From Los Angeles to Louisiana: Part Two of Our Community Storytelling Initiative Presents Over Punitive Film
Last year, Represent Justice and our community partners in Los Angeles premiered Diverted, a film that challenged fear-based narratives about Black and Brown youth and called for a future rooted in healing, diversion, and community care. That premiere marked more than the release of a film. It reflected what becomes possible when organizers working closest to the issue have the tools, training, and support to shape the story themselves.
Now, we’re preparing to share the second project born out of our Community Storytelling initiative: Over Punitive, a Louisiana Community Storytelling film created alongside Vera Louisiana, The Promise of Justice Initiative, Louisiana Parole Project, Second Look Alliance, The First 72+, and Voice of the Experienced (VOTE).
Louisiana is known around the world for its music, culture, and spirit. But it has also long been defined by one of the highest incarceration rates in the nation and, at times, the world. Over Punitive explores that contradiction by examining the human cost of extreme sentencing and a legal system that has too often treated punishment as the default response to harm. Through the stories of Ronald Marshall, Susie Ann Marshall-Tarleton, Sandra Starr, Brett Malone, and Don Allison, the film invites audiences to question what punishment actually delivers — and what real safety might require instead.
Like our Los Angeles Community Storytelling project, this work was built in partnership with organizers and advocates deeply embedded in their communities. Too often, stories about system-impacted people are extracted, shaped from the outside, and circulated without building lasting power for the people most affected. Our Community Storytelling was designed to produce pieces that reverse that dynamic by placing narrative tools in the hands of those already doing the work on the ground. In both Los Angeles and Louisiana, our partners have helped shape not only the films themselves, but the questions, strategy, and vision behind them.
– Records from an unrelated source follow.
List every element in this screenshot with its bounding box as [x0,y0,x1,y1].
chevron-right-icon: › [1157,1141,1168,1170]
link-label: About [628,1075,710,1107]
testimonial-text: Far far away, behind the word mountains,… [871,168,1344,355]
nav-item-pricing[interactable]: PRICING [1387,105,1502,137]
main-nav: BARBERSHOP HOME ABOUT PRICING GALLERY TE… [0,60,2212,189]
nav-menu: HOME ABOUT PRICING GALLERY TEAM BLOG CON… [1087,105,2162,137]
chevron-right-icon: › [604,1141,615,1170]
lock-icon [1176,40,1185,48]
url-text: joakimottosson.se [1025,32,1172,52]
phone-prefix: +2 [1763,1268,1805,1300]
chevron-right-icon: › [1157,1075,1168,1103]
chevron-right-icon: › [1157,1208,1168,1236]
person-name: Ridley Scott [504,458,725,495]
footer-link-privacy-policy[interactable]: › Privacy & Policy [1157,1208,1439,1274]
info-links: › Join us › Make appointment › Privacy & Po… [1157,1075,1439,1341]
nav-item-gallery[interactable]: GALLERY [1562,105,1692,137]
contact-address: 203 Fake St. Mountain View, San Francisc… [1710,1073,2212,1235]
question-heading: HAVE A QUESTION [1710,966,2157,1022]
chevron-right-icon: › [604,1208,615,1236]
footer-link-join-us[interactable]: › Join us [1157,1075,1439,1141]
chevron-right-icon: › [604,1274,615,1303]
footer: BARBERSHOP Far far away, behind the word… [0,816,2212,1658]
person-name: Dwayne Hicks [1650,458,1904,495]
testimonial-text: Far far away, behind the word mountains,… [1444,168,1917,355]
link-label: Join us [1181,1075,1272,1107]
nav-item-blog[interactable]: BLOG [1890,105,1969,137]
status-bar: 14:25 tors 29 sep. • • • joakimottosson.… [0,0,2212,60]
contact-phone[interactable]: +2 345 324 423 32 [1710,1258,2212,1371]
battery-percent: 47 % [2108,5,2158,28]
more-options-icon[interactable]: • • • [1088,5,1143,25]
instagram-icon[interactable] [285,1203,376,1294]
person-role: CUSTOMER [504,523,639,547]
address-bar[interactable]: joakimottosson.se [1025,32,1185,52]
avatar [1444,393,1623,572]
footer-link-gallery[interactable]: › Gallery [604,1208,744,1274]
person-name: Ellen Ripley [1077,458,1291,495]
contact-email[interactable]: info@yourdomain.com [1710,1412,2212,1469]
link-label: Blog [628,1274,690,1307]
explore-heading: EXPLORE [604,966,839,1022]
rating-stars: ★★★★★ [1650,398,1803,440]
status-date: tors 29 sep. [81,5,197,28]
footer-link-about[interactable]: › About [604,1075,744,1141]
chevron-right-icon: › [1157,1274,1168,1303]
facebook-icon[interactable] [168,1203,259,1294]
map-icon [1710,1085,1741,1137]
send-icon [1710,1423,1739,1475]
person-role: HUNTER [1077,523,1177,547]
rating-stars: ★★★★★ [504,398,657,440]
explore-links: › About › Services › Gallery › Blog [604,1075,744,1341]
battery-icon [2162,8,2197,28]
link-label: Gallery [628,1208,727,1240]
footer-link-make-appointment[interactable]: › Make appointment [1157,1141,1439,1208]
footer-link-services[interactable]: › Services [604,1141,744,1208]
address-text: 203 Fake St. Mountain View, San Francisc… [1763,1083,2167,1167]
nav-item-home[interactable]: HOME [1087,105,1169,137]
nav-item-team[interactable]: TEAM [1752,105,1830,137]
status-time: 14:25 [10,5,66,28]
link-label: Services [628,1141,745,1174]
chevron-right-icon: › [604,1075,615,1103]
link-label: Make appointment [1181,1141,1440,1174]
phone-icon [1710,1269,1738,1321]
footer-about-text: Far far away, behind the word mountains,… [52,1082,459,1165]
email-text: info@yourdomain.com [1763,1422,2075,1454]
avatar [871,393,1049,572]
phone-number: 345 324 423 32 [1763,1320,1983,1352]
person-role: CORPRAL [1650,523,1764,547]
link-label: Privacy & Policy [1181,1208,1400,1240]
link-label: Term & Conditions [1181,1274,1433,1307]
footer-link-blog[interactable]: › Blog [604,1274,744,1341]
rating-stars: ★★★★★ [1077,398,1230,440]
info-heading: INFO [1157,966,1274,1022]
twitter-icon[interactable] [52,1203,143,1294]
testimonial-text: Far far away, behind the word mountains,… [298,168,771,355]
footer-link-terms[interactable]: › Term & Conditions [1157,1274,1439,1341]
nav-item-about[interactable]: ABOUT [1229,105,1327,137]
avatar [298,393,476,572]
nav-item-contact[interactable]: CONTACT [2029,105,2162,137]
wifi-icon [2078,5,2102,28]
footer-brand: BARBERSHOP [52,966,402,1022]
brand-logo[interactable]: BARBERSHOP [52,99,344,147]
Over Punitive challenges the assumption that harsher punishment creates safer communities. It asks whether severity has been mistaken for safety, and whether investment in prisons has come at the expense of healing, accountability, education, and the conditions people actually need to thrive. It points toward another vision — one rooted in dignity, reconciliation, restorative justice, and second chances.
We’re honored to be releasing Over Punitive with partners whose work is already advancing sentencing reform, restorative justice, rehabilitation, and second chances across Louisiana. We hope audiences will engage with the film, share it with their communities, and use it as an opening to ask harder questions about punishment, safety, and what justice should look like.